Exploring IoT… A practical approach, Part 2

This was originally intended to be a 2 part article. But between work and my good intentions to close the topic before my 30 day trial period of Ubidots finishes up, I managed to hit a brick wall!

My plan was simple:

IoT enabled Industrial Weight Scale _ concept idea

My IoT enabled device is connected to my internal LAN through WiFi. It uses TI’s CC3100 booster pack for this. I use 2 of it’s 7 (if I’m not mistaken?) UARTs: one to interface to the weight scale indicator and the other one to interface to the PC. Whatever is coming from the scale indicator is routed directly to the PC. This way, all of the existing functionality isn’t broken and the PC application continues to do what it was intended to do! At the same time, I parse this data, extract the part I’m interested in (e.g. the weight under measurement) and send it to my Ubidots “monitoring” application.

Here’s what happened…

This is my hardware setup:

IoT enabled Industrial Weight Scale _ with labels

… and just to show it’s not only boards stacked on a perf-board:

IoT enabled Industrial Weight Scale _ bottom side

Not my best work, but it will do! 🙂

My first TODO item was to work out the RS232 part. Now, as you cannot just directly interface a microntroller’s UART directly to a RS232 port (mainly because of completely different voltage levels!), you need to use a TTL-to-RS232 level converter. I was lazy and didn’t want to solder too much, so I opted for the RS232 Click from MikroElektronika. And nothing worked (initially)!

When you’re interfacing two devices through RS232, the transmitting (or TX) pin on one end needs to connect to the receiving (or RX) pin on the other end. And vice versa! Essentially, the TX/RX lines have to cross eventually.

Looking at the schematic of the RS232 click:

RS232 Click Schematic _ with comments

this conditions seems to be satisfied! So that when you connect it directly to the PC’s COM port without any cable – it should work! Because I needed a cable (due to obvious access restrictions), I used a pass-through cable (essentially a pin-to-pin connection) with a male connector on one and a female connector on the other side – for both RS232 click board!

After scratching my head for a while, I ended up using a cross-connected cable (essentially a cross between pin 2 on one side and pin 3 on the other side of the cable’s connectors – and vice versa!) for the weight scale to my IoT device interface and kept the other cable. This made no sense as I am essentially double cross-connecting the TX/RX lines!? I am definitely missing something here but have no intentions of going any further than this. Maybe it’s just the weight scale indicator?

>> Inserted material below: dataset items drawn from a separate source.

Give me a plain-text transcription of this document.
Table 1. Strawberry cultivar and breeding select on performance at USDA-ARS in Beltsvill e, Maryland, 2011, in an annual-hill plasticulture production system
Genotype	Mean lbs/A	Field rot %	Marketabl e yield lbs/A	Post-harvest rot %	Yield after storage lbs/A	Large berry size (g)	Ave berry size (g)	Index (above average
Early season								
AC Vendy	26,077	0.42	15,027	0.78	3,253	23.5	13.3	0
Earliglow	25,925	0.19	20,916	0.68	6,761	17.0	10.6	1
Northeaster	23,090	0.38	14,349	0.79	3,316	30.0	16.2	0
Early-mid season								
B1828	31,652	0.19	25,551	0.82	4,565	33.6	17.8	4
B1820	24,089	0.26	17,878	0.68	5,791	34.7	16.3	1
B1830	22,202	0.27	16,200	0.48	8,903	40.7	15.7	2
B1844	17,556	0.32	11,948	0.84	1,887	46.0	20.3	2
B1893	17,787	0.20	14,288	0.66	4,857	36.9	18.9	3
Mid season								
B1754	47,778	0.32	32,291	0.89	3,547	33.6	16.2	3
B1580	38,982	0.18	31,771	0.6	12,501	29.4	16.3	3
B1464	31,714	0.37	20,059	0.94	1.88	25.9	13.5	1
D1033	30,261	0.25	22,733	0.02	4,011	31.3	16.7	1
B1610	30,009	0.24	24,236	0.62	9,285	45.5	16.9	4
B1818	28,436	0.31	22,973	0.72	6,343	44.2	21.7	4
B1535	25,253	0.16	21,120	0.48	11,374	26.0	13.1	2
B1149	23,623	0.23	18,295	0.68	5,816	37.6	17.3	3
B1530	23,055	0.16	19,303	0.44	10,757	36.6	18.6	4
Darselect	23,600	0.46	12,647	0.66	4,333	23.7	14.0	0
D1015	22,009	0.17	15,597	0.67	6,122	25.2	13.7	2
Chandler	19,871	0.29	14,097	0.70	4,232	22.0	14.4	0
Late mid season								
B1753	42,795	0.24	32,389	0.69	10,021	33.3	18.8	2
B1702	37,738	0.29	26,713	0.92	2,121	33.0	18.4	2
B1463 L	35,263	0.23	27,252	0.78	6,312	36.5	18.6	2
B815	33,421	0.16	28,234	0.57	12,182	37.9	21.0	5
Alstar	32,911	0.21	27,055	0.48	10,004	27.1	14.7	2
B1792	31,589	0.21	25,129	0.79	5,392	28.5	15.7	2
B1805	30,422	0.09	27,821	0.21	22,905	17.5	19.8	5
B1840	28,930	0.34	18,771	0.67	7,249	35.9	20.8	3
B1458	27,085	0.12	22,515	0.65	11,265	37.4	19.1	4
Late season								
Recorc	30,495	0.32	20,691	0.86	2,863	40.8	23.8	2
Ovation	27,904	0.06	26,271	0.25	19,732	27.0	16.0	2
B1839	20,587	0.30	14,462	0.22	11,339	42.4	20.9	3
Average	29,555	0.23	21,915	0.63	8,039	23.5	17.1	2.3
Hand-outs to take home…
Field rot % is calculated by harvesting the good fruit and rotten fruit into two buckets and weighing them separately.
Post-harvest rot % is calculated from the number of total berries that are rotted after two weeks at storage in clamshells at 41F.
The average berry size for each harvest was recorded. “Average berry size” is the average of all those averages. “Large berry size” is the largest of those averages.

My second TODO item on the list was to sort out the WiFi connectivity part. This was pretty straight forward using the provided examples – regardless if you use Energia IDE or Code Composer Studio (with TivaWare)! All of this will be made available on my BitBucket repo once I’m completely finished.

The third item was to “marry” the RS232 and the WiFi parts. And this is when I came to a temporary stop! The reason being: I failed to do the most basic thing which is RTFM! Or in more polite terms Read the Documentation!

An extract (of the pin mapping) from page 9 and 10 of the CC3100 manual:

IoT - pin assignment _ CC3100 board

My pin mapping:

IoT - pin assignment _ Tiva C board

Pin conflict!

IoT - pin assignment _ Conflicts

I naively thought I could just use any pin I wanted 🙂 guessing the booster pack works on thin air!? 🙂 The +3.3V and GND pins are OK – quite expected – but the other three (nHIB vs. U5_RX, SPI_CS vs. LED_G and WLAN_LOG_TX vs. U2_RX) definitively not!

Nevertheless, I need to sort out this without going in a totally different direction and abandon my intention to experiment with my Tiva C launchpad.

So this is my plan (impractical/silly or not):

I will use a second (and a smaller) micro for the RS232 interfacing only, and use the Tiva C board for the WiFi connectivity and driving of the indicator LEDs. I could use any microcontroller here, but I happen to have an extra MSP430 from TI: one UART (which I will be using to interface to the scale), a couple of pins to interface to the PC (by essentially employing the bit banging technique or emulating the serial communication channel) and SPI to interface this smaller micro to the Tiva C board.

The Tiva C board might have been an overkill since the beginning (and now this), but it seems my project has taken a path of its own, so I decided to follow it!